Elle essuya ses larmes, s’approcha de Natacha, et, de nouveau, regarda attentivement son visage.

— Natacha ! prononça-t-elle presque bas.

Natacha s’éveilla et aperçut Sonia.

— Ah ! tu es déjà de retour ? Et, avec la décision et la tendresse qui se produisent au moment du réveil, elle embrassa son amie. Mais en remarquant la confusion de Sonia, son visage exprima aussitôt la gêne et la méfiance.

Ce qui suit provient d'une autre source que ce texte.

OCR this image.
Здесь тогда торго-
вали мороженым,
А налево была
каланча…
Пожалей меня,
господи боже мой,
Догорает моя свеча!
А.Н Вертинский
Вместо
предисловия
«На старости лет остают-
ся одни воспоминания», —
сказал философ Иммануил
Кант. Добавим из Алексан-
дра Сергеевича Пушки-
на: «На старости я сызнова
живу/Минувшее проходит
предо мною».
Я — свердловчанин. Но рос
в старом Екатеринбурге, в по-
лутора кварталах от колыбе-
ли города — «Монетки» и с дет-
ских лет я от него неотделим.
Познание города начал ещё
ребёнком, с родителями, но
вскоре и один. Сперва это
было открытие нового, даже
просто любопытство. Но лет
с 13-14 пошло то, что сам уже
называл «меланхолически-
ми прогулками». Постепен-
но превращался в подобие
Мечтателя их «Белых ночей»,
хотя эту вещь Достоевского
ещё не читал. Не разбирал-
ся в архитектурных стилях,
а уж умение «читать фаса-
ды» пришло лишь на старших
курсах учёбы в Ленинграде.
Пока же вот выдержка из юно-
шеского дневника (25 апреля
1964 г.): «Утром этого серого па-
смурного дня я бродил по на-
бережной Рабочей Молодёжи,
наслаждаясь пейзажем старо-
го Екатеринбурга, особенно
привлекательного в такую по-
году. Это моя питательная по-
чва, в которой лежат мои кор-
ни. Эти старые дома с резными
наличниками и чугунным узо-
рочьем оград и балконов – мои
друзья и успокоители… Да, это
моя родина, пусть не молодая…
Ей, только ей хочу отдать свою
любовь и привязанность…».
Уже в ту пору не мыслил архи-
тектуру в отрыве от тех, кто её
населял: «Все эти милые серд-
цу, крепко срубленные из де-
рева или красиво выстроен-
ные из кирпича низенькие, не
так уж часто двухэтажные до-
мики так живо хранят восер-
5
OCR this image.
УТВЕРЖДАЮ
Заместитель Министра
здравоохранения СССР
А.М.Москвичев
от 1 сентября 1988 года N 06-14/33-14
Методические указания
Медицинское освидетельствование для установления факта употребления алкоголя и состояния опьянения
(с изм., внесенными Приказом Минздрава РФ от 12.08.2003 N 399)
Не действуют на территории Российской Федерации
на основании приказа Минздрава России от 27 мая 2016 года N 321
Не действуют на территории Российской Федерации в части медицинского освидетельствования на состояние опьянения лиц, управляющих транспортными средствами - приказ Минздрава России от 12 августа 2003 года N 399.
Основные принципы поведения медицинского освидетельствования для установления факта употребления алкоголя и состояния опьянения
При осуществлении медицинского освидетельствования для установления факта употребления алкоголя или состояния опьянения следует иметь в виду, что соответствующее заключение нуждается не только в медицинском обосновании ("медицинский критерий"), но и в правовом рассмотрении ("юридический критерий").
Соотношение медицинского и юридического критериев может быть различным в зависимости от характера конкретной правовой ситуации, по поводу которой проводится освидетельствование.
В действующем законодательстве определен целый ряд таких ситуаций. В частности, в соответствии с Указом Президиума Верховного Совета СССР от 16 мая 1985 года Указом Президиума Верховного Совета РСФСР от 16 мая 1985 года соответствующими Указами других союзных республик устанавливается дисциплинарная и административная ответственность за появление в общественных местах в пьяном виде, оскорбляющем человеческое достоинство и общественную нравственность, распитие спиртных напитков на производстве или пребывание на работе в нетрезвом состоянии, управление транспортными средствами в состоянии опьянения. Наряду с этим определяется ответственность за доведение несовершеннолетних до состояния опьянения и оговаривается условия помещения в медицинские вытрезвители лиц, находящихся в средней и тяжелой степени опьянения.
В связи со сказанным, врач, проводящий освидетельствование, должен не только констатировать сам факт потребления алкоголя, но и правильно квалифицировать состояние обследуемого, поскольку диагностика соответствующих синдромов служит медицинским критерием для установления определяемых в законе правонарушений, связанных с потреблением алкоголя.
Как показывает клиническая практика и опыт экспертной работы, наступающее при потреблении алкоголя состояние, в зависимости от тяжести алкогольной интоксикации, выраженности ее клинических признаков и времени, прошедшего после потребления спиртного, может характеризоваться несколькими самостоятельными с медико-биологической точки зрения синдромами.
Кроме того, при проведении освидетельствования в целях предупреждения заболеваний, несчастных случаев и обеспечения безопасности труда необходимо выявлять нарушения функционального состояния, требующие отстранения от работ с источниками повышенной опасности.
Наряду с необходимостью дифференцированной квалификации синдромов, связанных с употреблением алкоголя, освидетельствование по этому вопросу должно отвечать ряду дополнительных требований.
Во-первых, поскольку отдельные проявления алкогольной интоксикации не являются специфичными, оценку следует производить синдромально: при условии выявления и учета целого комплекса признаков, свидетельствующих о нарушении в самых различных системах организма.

— Sonia, as-tu lu la lettre ? dit-elle.

— Oui, répondit doucement Sonia.

Natacha sourit triomphalement.

— Non, Sonia, je ne puis plus me cacher de toi, dit-elle. Tu sais, nous nous aimons, Sonia, ma chérie, il écrit… Sonia…

Sonia, comme si elle n’en croyait pas ses oreilles, les yeux largement ouverts, regardait Natacha.

— Et Bolkonskï ? dit-elle.

— Ah ! Sonia ! Ah ! si tu pouvais savoir comme je suis heureuse. Tu ne sais pas ce que c’est que l’amour.

— Mais, Natacha, est-ce que l’autre est déjà tout à fait passé ?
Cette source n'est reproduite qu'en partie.